Tourists were evacuated from luxury beachfront hotels and
the normally calm, turquoise Caribbean seas heaved as security
forces ordered locals and foreigners to take cover.
Thousands of foreigners flew out on special flights on
Thursday. Others took shelter inside schools, gymnasiums and
hotel conference rooms further inland.
"We just want something to eat and something to drink,"
said British tourist Karen Walker, one of dozens who spent
seven hours on buses looking for a shelter after their flight
was canceled. They ended up at a school on the outskirts of
Cancun without mattresses and blankets.
At one gymnasium, about 1,600 people slept on mattresses
and ate canned food. A local entrepreneur sold T-shirts with
the hopeful logo: "I Survived Hurricane Wilma."
FLORIDA IN ITS SIGHTS
Wilma killed 10 people in mudslides in Haiti earlier this
week and is expected to crash into heavily-populated southern
Florida late on Sunday, after hitting Mexico's Yucatan
peninsula and spinning into the Gulf of Mexico.
Cuba evacuated 220,000 people and Florida residents stocked
up on drinking water and gasoline.
In Mexico, emergency officials said about 22,000 tourists
and local residents were evacuated from low-lying coastal
For Simon Hayes, 28, of Britain the storm interrupted "the
holiday of a lifetime" in the Playa del Carmen resort. "This is
not how I envisaged it working out," he said.

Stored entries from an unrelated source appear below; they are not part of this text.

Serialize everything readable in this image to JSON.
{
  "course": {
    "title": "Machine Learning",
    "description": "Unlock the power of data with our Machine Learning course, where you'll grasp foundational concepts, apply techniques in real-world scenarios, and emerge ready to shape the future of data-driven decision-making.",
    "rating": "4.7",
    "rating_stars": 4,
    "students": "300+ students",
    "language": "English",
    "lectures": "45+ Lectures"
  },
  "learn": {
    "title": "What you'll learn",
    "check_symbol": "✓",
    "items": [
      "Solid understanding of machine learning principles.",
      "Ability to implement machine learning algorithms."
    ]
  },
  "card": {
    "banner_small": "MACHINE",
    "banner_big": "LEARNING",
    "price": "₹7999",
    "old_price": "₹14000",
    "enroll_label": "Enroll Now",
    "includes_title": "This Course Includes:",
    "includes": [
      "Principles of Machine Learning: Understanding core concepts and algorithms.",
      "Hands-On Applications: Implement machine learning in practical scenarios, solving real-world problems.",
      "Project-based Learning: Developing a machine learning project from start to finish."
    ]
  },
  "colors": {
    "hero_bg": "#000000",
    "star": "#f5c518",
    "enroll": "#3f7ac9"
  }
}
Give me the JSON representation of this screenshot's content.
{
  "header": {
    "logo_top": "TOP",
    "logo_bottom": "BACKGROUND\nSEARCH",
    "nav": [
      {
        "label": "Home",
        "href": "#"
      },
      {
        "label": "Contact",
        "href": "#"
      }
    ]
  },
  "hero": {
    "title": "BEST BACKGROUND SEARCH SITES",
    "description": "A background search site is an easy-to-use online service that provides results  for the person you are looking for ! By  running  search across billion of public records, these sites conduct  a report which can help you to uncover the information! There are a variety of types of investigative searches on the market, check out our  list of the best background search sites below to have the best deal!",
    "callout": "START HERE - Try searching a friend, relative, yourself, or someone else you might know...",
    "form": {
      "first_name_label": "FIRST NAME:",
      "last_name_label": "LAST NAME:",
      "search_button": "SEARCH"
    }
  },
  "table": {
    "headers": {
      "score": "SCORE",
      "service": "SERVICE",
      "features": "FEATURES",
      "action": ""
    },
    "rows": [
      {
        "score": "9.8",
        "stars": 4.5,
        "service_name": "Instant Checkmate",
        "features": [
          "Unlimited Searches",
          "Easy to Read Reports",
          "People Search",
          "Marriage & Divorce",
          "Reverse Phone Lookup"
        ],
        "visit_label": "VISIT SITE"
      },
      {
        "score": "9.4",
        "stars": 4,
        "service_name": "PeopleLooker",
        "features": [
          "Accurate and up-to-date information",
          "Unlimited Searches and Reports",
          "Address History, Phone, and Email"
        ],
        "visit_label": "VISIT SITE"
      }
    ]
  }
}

But conditions were far tougher for hundreds of migrant
construction workers, mostly from the impoverished southern
state of Chiapas, who were evacuated from temporary lodgings in
outdoor camps and building sites.
In a kindergarten near Playa del Carmen's beachfront, 50
men sat on the concrete floor of a classroom, too cramped to
lie down, eating with their hands from cans of donated tuna
fish. "This sucks," said Juan Cruz Perez, a 21-year-old migrant
metal worker from the Gulf state of Tabasco.
Emergency officials said one shelter in Cancun flooded
overnight, forcing the relocation of about 300 people.

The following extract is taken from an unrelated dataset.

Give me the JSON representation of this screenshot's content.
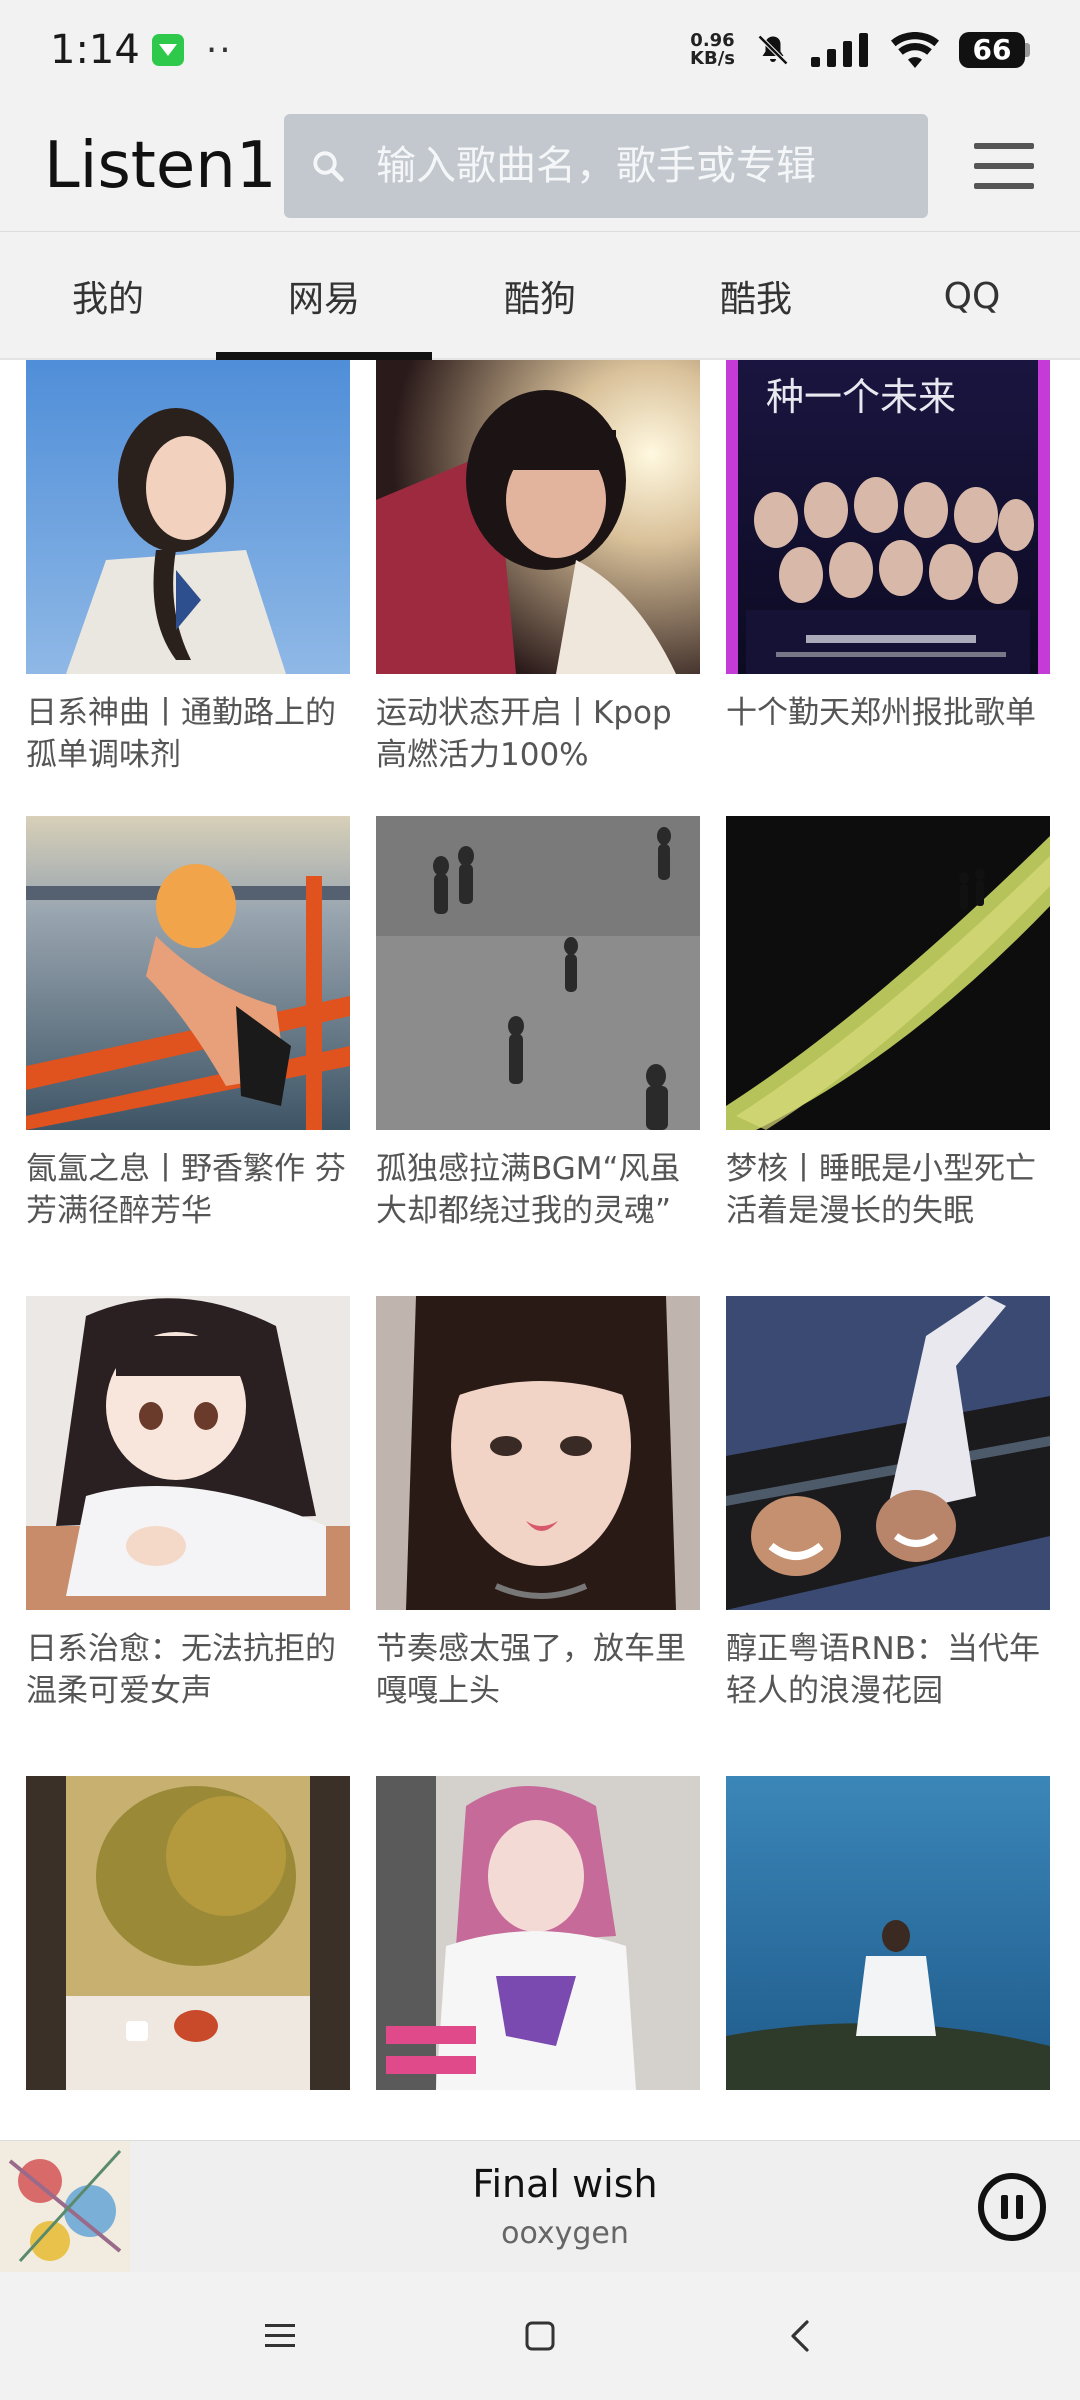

Wilma became the strongest Atlantic storm on record in
terms of barometric pressure on Wednesday.
At 8 a.m. EDT (1200 GMT) on Friday, Wilma was 50 miles (80
km) southeast of Cozumel and was moving toward the
north-northwest at 6 mph (9 km/h), according to the U.S.

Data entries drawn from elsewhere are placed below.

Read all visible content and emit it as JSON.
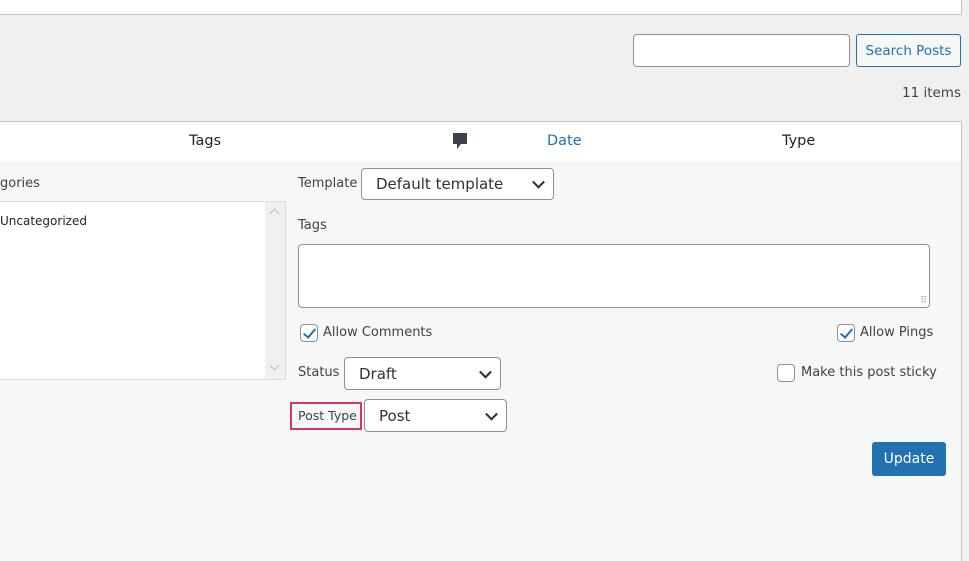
{
  "search": {
    "value": "",
    "button": "Search Posts"
  },
  "items_count": "11 items",
  "columns": {
    "tags": "Tags",
    "comments_icon": "comment-icon",
    "date": "Date",
    "type": "Type"
  },
  "edit": {
    "categories_label": "gories",
    "categories": [
      "Uncategorized"
    ],
    "template_label": "Template",
    "template_value": "Default template",
    "tags_label": "Tags",
    "tags_value": "",
    "allow_comments": "Allow Comments",
    "allow_comments_checked": true,
    "allow_pings": "Allow Pings",
    "allow_pings_checked": true,
    "status_label": "Status",
    "status_value": "Draft",
    "sticky": "Make this post sticky",
    "sticky_checked": false,
    "post_type_label": "Post Type",
    "post_type_value": "Post",
    "update": "Update"
  },
  "colors": {
    "accent": "#2271b1",
    "highlight": "#d63638"
  }
}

National Hurricane Center.
It was expected to dump 10 to 20 inches of rain across the
Yucatan and isolated areas of mountainous western Cuba could be
hit with up to 40 inches.
The hurricane season has six weeks left and has already
spawned three of the most-intense storms on record. Hurricane
experts say the Atlantic has entered a period of heightened
storm activity that could last 20 more years.
Wilma was expected to miss Gulf of Mexico oil and gas
facilities battered by Hurricanes Katrina and Rita in August
and September, but Florida's orange groves were at risk.
Authorities in the Keys, connected to mainland Florida by a
single road, ordered tourists out and were considering telling
the islands' 80,000 residents to evacuate.